According to a decree approved Friday by the Cabinet and published over the weekend in the BOE official gazette, the amendments limit the size of works committees formed to negotiate EREs and stipulate that in the case of companies with different centers of work there should be only one negotiating committee for the whole firm.
The labor reform introduced by the conservative Popular Party government of Prime Minister Mariano Rajoy made it easier and cheaper to sack workers and sparked a national strike. The overhaul of the legislation governing the labor market allows companies to slim down their workforce by alleging economic reasons such as a fall in sales or for technological and operative motives.
Workers dismissed under an ERE are entitled to 20 days' wages for every year worked up to a maximum of one year's salary. In the case of unfair dismissal, severance pay was reduced to 33 days' wages for every year of service up to a maximum of two years' salary, down from 45 days and a maximum of 42 months previously in place.
Companies have taken advantage of the reforms to reduce their workforces, swelling the ranks of the unemployed by about a million in the midst of the country's second recession in four years.
According to the National Statistics Institute's Active Population Survey (EPA), the number of people out of work fell below record levels of over six million in the second quarter of the year, although most of the jobs created were temporary and related to increased hiring to cover the peak tourist season. The jobless rate fell from just over 27 percent to 26.3 percent.
The decree insists that the modifications to the law are "crucial both for companies and workers" to enhance "legal security" in EREs, reduce litigation in their execution and in order to speed up their implementation.
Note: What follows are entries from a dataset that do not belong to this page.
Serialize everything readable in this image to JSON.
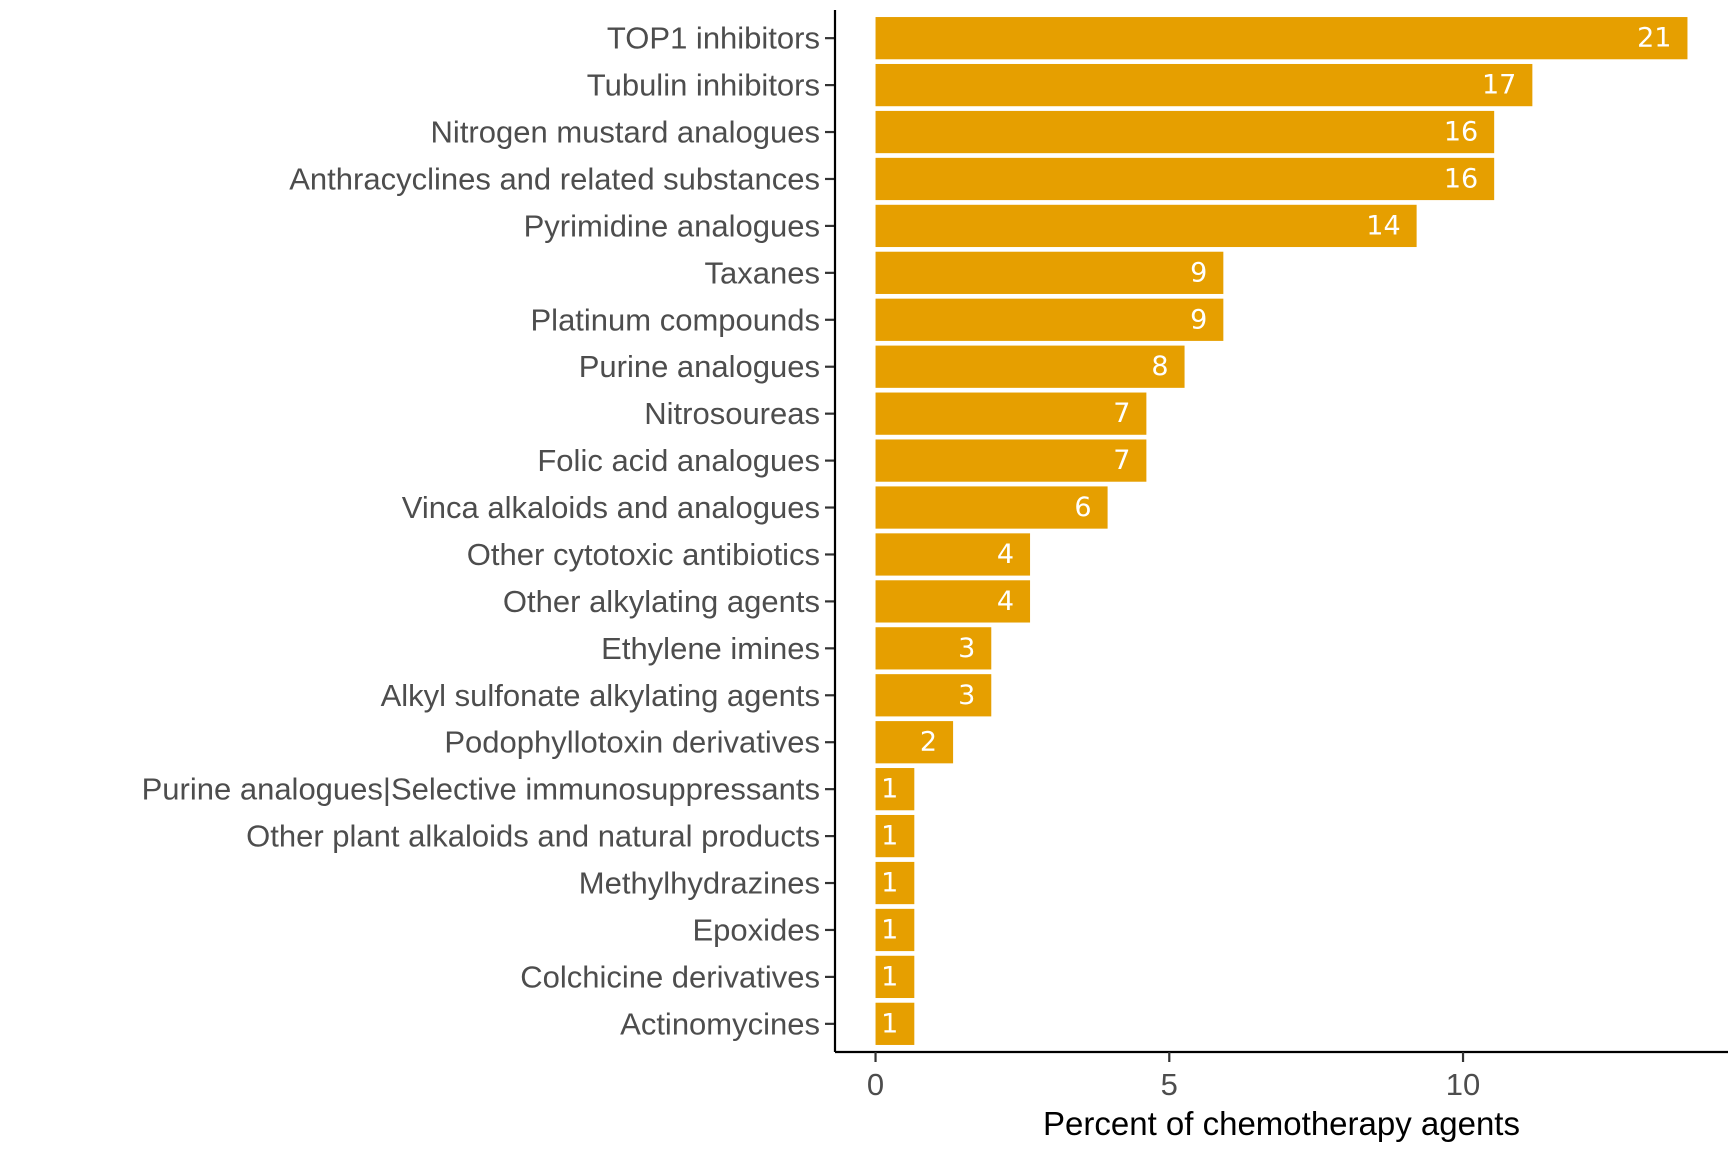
{
  "chart_data": {
    "type": "bar",
    "orientation": "horizontal",
    "categories": [
      "TOP1 inhibitors",
      "Tubulin inhibitors",
      "Nitrogen mustard analogues",
      "Anthracyclines and related substances",
      "Pyrimidine analogues",
      "Taxanes",
      "Platinum compounds",
      "Purine analogues",
      "Nitrosoureas",
      "Folic acid analogues",
      "Vinca alkaloids and analogues",
      "Other cytotoxic antibiotics",
      "Other alkylating agents",
      "Ethylene imines",
      "Alkyl sulfonate alkylating agents",
      "Podophyllotoxin derivatives",
      "Purine analogues|Selective immunosuppressants",
      "Other plant alkaloids and natural products",
      "Methylhydrazines",
      "Epoxides",
      "Colchicine derivatives",
      "Actinomycines"
    ],
    "values": [
      13.82,
      11.18,
      10.53,
      10.53,
      9.21,
      5.92,
      5.92,
      5.26,
      4.61,
      4.61,
      3.95,
      2.63,
      2.63,
      1.97,
      1.97,
      1.32,
      0.66,
      0.66,
      0.66,
      0.66,
      0.66,
      0.66
    ],
    "data_labels": [
      "21",
      "17",
      "16",
      "16",
      "14",
      "9",
      "9",
      "8",
      "7",
      "7",
      "6",
      "4",
      "4",
      "3",
      "3",
      "2",
      "1",
      "1",
      "1",
      "1",
      "1",
      "1"
    ],
    "xlabel": "Percent of chemotherapy agents",
    "ylabel": "",
    "xticks": [
      0,
      5,
      10
    ],
    "xtick_labels": [
      "0",
      "5",
      "10"
    ],
    "xlim": [
      -0.69,
      14.51
    ],
    "grid": false,
    "legend": "none",
    "bar_color": "#E69F00",
    "label_color": "#FFFFFF"
  }
}
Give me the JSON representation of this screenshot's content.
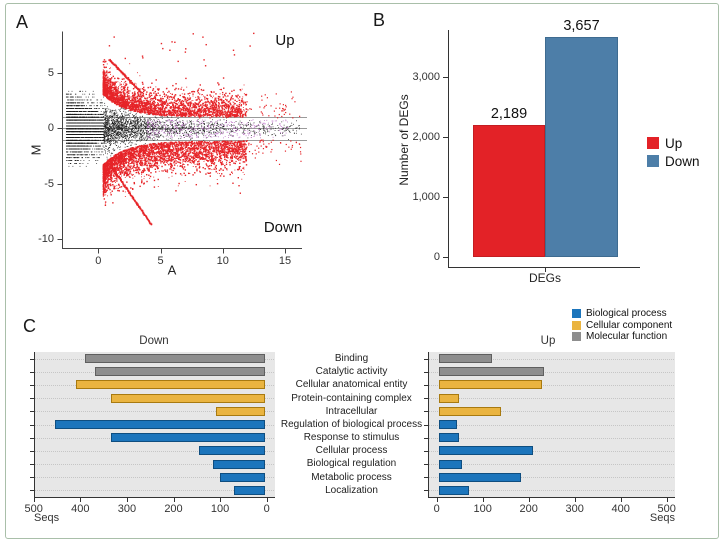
{
  "panels": {
    "a": {
      "label": "A"
    },
    "b": {
      "label": "B"
    },
    "c": {
      "label": "C"
    }
  },
  "chart_data": [
    {
      "id": "ma_plot",
      "type": "scatter",
      "title": "",
      "xlabel": "A",
      "ylabel": "M",
      "xlim": [
        -3,
        16.5
      ],
      "ylim": [
        -10.8,
        8.8
      ],
      "xticks": [
        0,
        5,
        10,
        15
      ],
      "yticks": [
        5,
        0,
        -5,
        -10
      ],
      "reference_lines_M": [
        1,
        0,
        -1
      ],
      "annotations": {
        "up": "Up",
        "down": "Down"
      },
      "colors": {
        "significant": "#e62428",
        "nonsignificant": "#1a1a1a",
        "borderline": "#b55fc0",
        "reference_line": "#9a9a9a",
        "axis": "#444444"
      },
      "point_groups": [
        {
          "name": "up-regulated",
          "color": "#e62428",
          "region": "M above ~+1 significance bound, A 0.5-16, densest A 1-6"
        },
        {
          "name": "down-regulated",
          "color": "#e62428",
          "region": "M below ~-1 significance bound, A 0.5-16, densest A 1-6"
        },
        {
          "name": "non-significant",
          "color": "#1a1a1a",
          "region": "central cloud |M| < ~3 narrowing with A"
        },
        {
          "name": "borderline",
          "color": "#b55fc0",
          "region": "|M| < 0.85 band, A 4-15"
        }
      ]
    },
    {
      "id": "deg_counts",
      "type": "bar",
      "categories": [
        "Up",
        "Down"
      ],
      "values": [
        2189,
        3657
      ],
      "value_labels": [
        "2,189",
        "3,657"
      ],
      "bar_colors": [
        "#e32227",
        "#4d7ea8"
      ],
      "bar_border_colors": [
        "#c41d22",
        "#3e6b90"
      ],
      "ylabel": "Number of DEGs",
      "xlabel": "DEGs",
      "ylim": [
        0,
        3800
      ],
      "yticks": [
        0,
        1000,
        2000,
        3000
      ],
      "ytick_labels": [
        "0",
        "1,000",
        "2,000",
        "3,000"
      ],
      "legend": [
        {
          "label": "Up",
          "color": "#e32227"
        },
        {
          "label": "Down",
          "color": "#4d7ea8"
        }
      ]
    },
    {
      "id": "go_annotation",
      "type": "bar",
      "orientation": "horizontal",
      "categories": [
        "Binding",
        "Catalytic activity",
        "Cellular anatomical entity",
        "Protein-containing complex",
        "Intracellular",
        "Regulation of biological process",
        "Response to stimulus",
        "Cellular process",
        "Biological regulation",
        "Metabolic process",
        "Localization"
      ],
      "category_groups": [
        "Molecular function",
        "Molecular function",
        "Cellular component",
        "Cellular component",
        "Cellular component",
        "Biological process",
        "Biological process",
        "Biological process",
        "Biological process",
        "Biological process",
        "Biological process"
      ],
      "series": [
        {
          "name": "Down",
          "values": [
            385,
            365,
            405,
            330,
            105,
            450,
            330,
            140,
            110,
            95,
            65
          ]
        },
        {
          "name": "Up",
          "values": [
            115,
            230,
            225,
            45,
            135,
            40,
            45,
            205,
            50,
            180,
            65
          ]
        }
      ],
      "xlabel": "Seqs",
      "xlim": [
        0,
        500
      ],
      "xticks": [
        0,
        100,
        200,
        300,
        400,
        500
      ],
      "legend": [
        {
          "label": "Biological process",
          "color": "#1c75bc"
        },
        {
          "label": "Cellular component",
          "color": "#eab440"
        },
        {
          "label": "Molecular function",
          "color": "#8e8e8e"
        }
      ],
      "group_colors": {
        "Biological process": "#1c75bc",
        "Cellular component": "#eab440",
        "Molecular function": "#8e8e8e"
      },
      "group_border_colors": {
        "Biological process": "#0f4e80",
        "Cellular component": "#a87a10",
        "Molecular function": "#5f5f5f"
      },
      "plot_background": "#e7e7e7",
      "gridline_color": "#c6c6c6"
    }
  ]
}
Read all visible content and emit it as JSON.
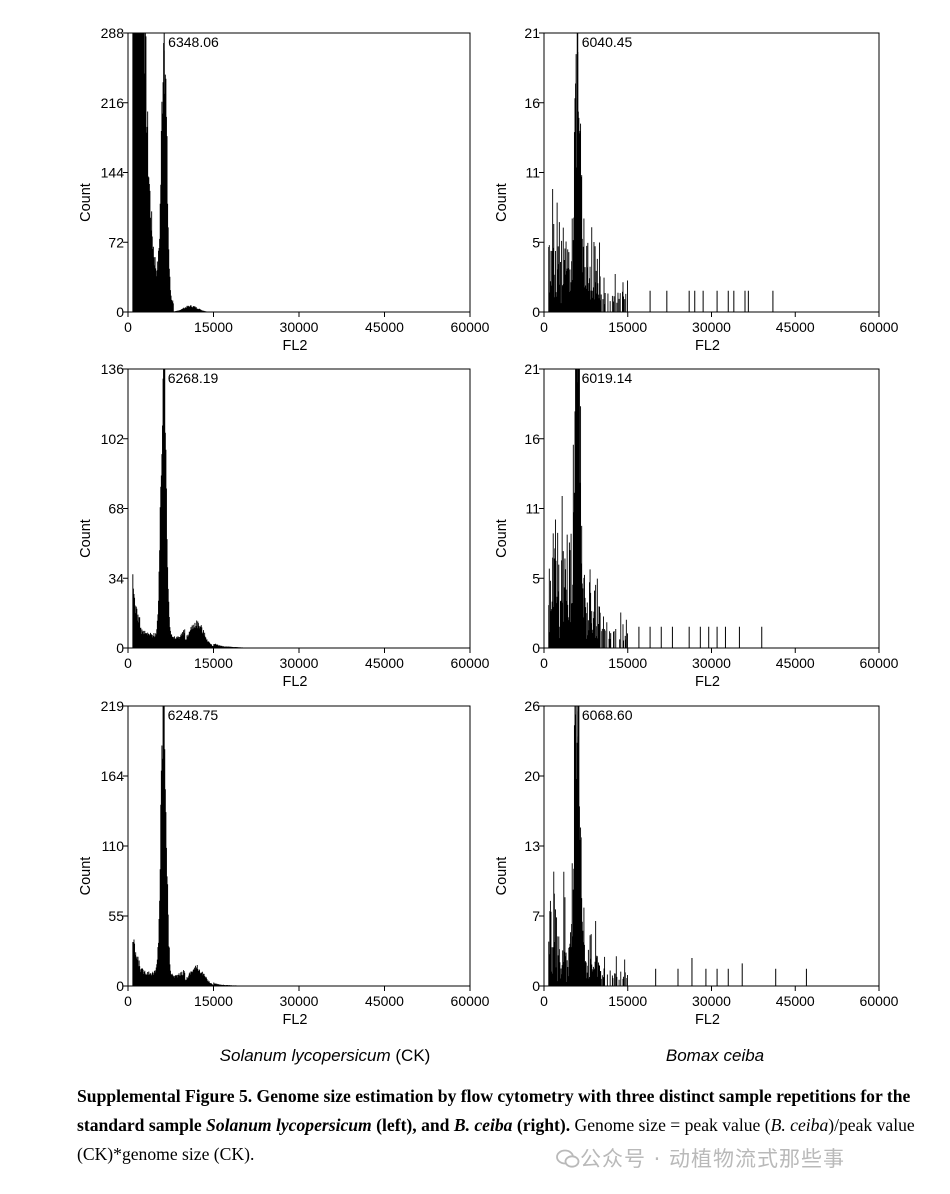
{
  "chart_data": [
    {
      "type": "histogram",
      "panel": "top-left",
      "xlabel": "FL2",
      "ylabel": "Count",
      "xlim": [
        0,
        60000
      ],
      "ylim": [
        0,
        288
      ],
      "xticks": [
        "0",
        "15000",
        "30000",
        "45000",
        "60000"
      ],
      "yticks": [
        "0",
        "72",
        "144",
        "216",
        "288"
      ],
      "peak_label": "6348.06",
      "peak_x": 6348.06,
      "peak_height": 270,
      "shoulder": [
        0,
        5000
      ],
      "g2_region": [
        8000,
        15000
      ],
      "g2_height": 6,
      "max_x": 15000,
      "outliers": [],
      "noise": 0.55
    },
    {
      "type": "histogram",
      "panel": "top-right",
      "xlabel": "FL2",
      "ylabel": "Count",
      "xlim": [
        0,
        60000
      ],
      "ylim": [
        0,
        21
      ],
      "xticks": [
        "0",
        "15000",
        "30000",
        "45000",
        "60000"
      ],
      "yticks": [
        "0",
        "5",
        "11",
        "16",
        "21"
      ],
      "peak_label": "6040.45",
      "peak_x": 6040.45,
      "peak_height": 19.5,
      "shoulder": [
        2000,
        6
      ],
      "g2_region": [
        8000,
        15000
      ],
      "g2_height": 1.5,
      "max_x": 15000,
      "outliers": [
        [
          19000,
          1
        ],
        [
          22000,
          1
        ],
        [
          26000,
          1
        ],
        [
          27000,
          1
        ],
        [
          28500,
          1
        ],
        [
          31000,
          1
        ],
        [
          33000,
          1
        ],
        [
          34000,
          1
        ],
        [
          36000,
          1
        ],
        [
          36600,
          1
        ],
        [
          41000,
          1
        ]
      ],
      "noise": 0.9
    },
    {
      "type": "histogram",
      "panel": "middle-left",
      "xlabel": "FL2",
      "ylabel": "Count",
      "xlim": [
        0,
        60000
      ],
      "ylim": [
        0,
        136
      ],
      "xticks": [
        "0",
        "15000",
        "30000",
        "45000",
        "60000"
      ],
      "yticks": [
        "0",
        "34",
        "68",
        "102",
        "136"
      ],
      "peak_label": "6268.19",
      "peak_x": 6268.19,
      "peak_height": 134,
      "shoulder": [
        0,
        27
      ],
      "g2_region": [
        10000,
        15000
      ],
      "g2_height": 12,
      "max_x": 26000,
      "outliers": [],
      "noise": 0.55
    },
    {
      "type": "histogram",
      "panel": "middle-right",
      "xlabel": "FL2",
      "ylabel": "Count",
      "xlim": [
        0,
        60000
      ],
      "ylim": [
        0,
        21
      ],
      "xticks": [
        "0",
        "15000",
        "30000",
        "45000",
        "60000"
      ],
      "yticks": [
        "0",
        "5",
        "11",
        "16",
        "21"
      ],
      "peak_label": "6019.14",
      "peak_x": 6019.14,
      "peak_height": 20,
      "shoulder": [
        2000,
        7
      ],
      "g2_region": [
        8000,
        15000
      ],
      "g2_height": 1.5,
      "max_x": 15000,
      "outliers": [
        [
          17000,
          1
        ],
        [
          19000,
          1
        ],
        [
          21000,
          1
        ],
        [
          23000,
          1
        ],
        [
          26000,
          1
        ],
        [
          28000,
          1
        ],
        [
          29500,
          1
        ],
        [
          31000,
          1
        ],
        [
          32500,
          1
        ],
        [
          35000,
          1
        ],
        [
          39000,
          1
        ]
      ],
      "noise": 0.9
    },
    {
      "type": "histogram",
      "panel": "bottom-left",
      "xlabel": "FL2",
      "ylabel": "Count",
      "xlim": [
        0,
        60000
      ],
      "ylim": [
        0,
        219
      ],
      "xticks": [
        "0",
        "15000",
        "30000",
        "45000",
        "60000"
      ],
      "yticks": [
        "0",
        "55",
        "110",
        "164",
        "219"
      ],
      "peak_label": "6248.75",
      "peak_x": 6248.75,
      "peak_height": 214,
      "shoulder": [
        1000,
        32
      ],
      "g2_region": [
        10000,
        15000
      ],
      "g2_height": 14,
      "max_x": 24000,
      "outliers": [],
      "noise": 0.55
    },
    {
      "type": "histogram",
      "panel": "bottom-right",
      "xlabel": "FL2",
      "ylabel": "Count",
      "xlim": [
        0,
        60000
      ],
      "ylim": [
        0,
        26
      ],
      "xticks": [
        "0",
        "15000",
        "30000",
        "45000",
        "60000"
      ],
      "yticks": [
        "0",
        "7",
        "13",
        "20",
        "26"
      ],
      "peak_label": "6068.60",
      "peak_x": 6068.6,
      "peak_height": 25.5,
      "shoulder": [
        2000,
        7
      ],
      "g2_region": [
        8000,
        15000
      ],
      "g2_height": 1.5,
      "max_x": 16000,
      "outliers": [
        [
          20000,
          1
        ],
        [
          24000,
          1
        ],
        [
          26500,
          2
        ],
        [
          29000,
          1
        ],
        [
          31000,
          1
        ],
        [
          33000,
          1
        ],
        [
          35500,
          1.5
        ],
        [
          41500,
          1
        ],
        [
          47000,
          1
        ]
      ],
      "noise": 0.9
    }
  ],
  "labels": {
    "left_species": "Solanum lycopersicum",
    "left_suffix": " (CK)",
    "right_species": "Bomax ceiba"
  },
  "caption": {
    "bold_a": "Supplemental Figure 5. Genome size estimation by flow cytometry with three distinct sample repetitions for the standard sample ",
    "bold_species": "Solanum lycopersicum",
    "bold_b": " (left), and ",
    "bold_species2": "B. ceiba",
    "bold_c": " (right).",
    "text_a": " Genome size = peak value (",
    "ital_a": "B. ceiba",
    "text_b": ")/peak value (CK)*genome size (CK)."
  },
  "watermark": "公众号 · 动植物流式那些事",
  "colors": {
    "bars": "#000000",
    "frame": "#000000",
    "watermark": "#b9b9b9"
  }
}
Committees drawn up to negotiate EREs will have a maximum of 13 members. The decree also stipulates that although such committees should be formed before negotiations on an ERE begin, the absence of such a committee should not constitute an impediment to the start of talks between company management and workers.
Once the company has announced its intention to present an ERE, workers will have seven days to organize a negotiating committee, increasable to 15 days in certain circumstances.
The decree also states that multinational companies will no longer have to present consolidated accounts to justify an ERE in units they have in Spain except in the case that the parent company is headquartered in the country.
The decree also limits the right of individual workers to appeal decisions made in EREs to specific demands that have not been covered by the collective negotiations between works committees and management.